Préambule



L'objectif de ce document est d'informer les personnes ayant un déficit en G6PD (glucose 6 phosphate déshydrogénase) de leur anomalie génétique, donc héréditaire et familiale.

L'évolution des usages de la société et les lois conduisent en France les individus à demander à connaître et à se faire expliquer leur état de santé, leurs prédispositions aux maladies, I'évolution de celles-ci et la possibilité de transmettre ces prédispositions à leurs enfants: le corps médical se trouve, de ce fait, tenu d'informer les patients de tous les aspects des maladies ou bien des risques encourus.

L'information des malades, ou des personnes qui peuvent le devenir (à cause de prédispositions génétiques), est une obligation. De nombreux articles scientifiques ont permis de mieux connaître ce déficit depuis son identification (au cours des années 1950), mais aucun site web n'existait, en français, jusqu'à ce jour pour informer les personnes atteintes de ce déficit, ainsi que leur famille.

Il est important d'informer la famille et l'entourage de la personne atteinte du déficit: ce sont eux qui, en cas d'accident, préviendront le personnel soignant des précautions indispensables à prendre dans le traitement à prescrire.

Ce document devrait permettre aux déficitaires en cette enzyme de pouvoir parler de leur cas avec leur médecin traitant.

Avoir un déficit en G6PD ne signifie pas être malade (sauf pour les sujets atteints d'hémolyse chronique).
L'individu déficitaire doit connaître un certain nombre de renseignements pour éviter les maladies auxquelles le prédispose ce déficit, car sans accident particulier, cet individu est bien portant.

Ce déficit est génétique, donc constitutionnel, et l'individu déficitaire devra durant toute sa vie: ne jamais manger de fèves et ne jamais être traité par certains médicaments dangereux.

Le déficit en G6PD est une affection génétique atteignant les globules rouges du sang, mal-connue du corps médical, réputée rare en France et en Europe du Nord, de l'ordre de 0,5 p. 100 selon les estimations, alors qu'elle est fréquente dans les pays qui bordent la Méditerranée, en Afrique, au Moyen-Orient et en Asie.
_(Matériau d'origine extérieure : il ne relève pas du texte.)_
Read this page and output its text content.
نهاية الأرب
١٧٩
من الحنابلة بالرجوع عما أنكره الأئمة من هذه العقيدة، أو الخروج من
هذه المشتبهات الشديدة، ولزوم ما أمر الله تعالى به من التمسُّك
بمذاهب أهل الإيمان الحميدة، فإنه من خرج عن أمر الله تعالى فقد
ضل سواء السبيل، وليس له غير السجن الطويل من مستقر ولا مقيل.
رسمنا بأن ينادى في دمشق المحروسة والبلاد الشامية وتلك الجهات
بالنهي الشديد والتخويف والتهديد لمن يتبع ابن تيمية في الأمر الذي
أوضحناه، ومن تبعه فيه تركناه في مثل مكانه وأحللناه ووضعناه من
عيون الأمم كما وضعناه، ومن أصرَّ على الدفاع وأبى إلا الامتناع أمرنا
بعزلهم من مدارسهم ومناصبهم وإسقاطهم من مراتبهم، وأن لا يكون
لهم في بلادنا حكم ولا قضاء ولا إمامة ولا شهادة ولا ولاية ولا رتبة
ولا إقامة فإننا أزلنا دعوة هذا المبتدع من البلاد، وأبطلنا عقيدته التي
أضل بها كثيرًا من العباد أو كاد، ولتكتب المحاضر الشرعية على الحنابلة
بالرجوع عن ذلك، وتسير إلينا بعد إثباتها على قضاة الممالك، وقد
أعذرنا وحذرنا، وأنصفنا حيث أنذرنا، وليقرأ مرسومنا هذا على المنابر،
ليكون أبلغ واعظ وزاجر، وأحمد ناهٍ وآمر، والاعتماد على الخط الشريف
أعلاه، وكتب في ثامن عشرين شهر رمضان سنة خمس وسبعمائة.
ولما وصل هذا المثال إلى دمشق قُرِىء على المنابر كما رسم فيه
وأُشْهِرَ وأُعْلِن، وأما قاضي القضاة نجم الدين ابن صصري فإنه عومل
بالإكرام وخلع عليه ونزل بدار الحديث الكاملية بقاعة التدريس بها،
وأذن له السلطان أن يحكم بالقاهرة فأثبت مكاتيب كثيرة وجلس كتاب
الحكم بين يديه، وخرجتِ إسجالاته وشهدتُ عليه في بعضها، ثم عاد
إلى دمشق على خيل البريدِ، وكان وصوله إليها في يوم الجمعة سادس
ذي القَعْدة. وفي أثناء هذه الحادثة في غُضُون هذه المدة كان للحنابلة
Les migrations de populations ont fait que de nombreux Français sont originaires de ces régions, ainsi que beaucoup d'étrangers travaillant en France, ou bien y séjournant. Aujourd'hui, il ne s'agit plus d'un déficit rare, car on estime qu'un minimum de 100 000 à 200 000 déficitaires vivent en France. Cependant, aucune étude épidémiologique n'a encore été menée en France pour confirmer ces estimations.

Tous les auteurs s'accordent, en tout cas, à dire que le déficit en G6PD est le plus répandu des déficits enzymatiques connus dans le monde.
Il s'agit d'un problème de Santé Publique, qui est un cas d'école:
  • - on connaît les populations à risques;
  • - on dispose de tests de dépistage, fiables, sans danger, et peu coûteux;
  • - on connaît les moyens de prévenir la survenue des maladies chez ces personnes, et ces moyens sont simples: ne jamais manger de fèves et ne pas être soigné par un certain nombre de médicaments, dangereux pour ces sujets, dont on peut connaître la liste. Cette liste devrait être fournie à tous les déficitaires qui la garderaient sur eux en permanence et la présenteraient à tout médecin traitant.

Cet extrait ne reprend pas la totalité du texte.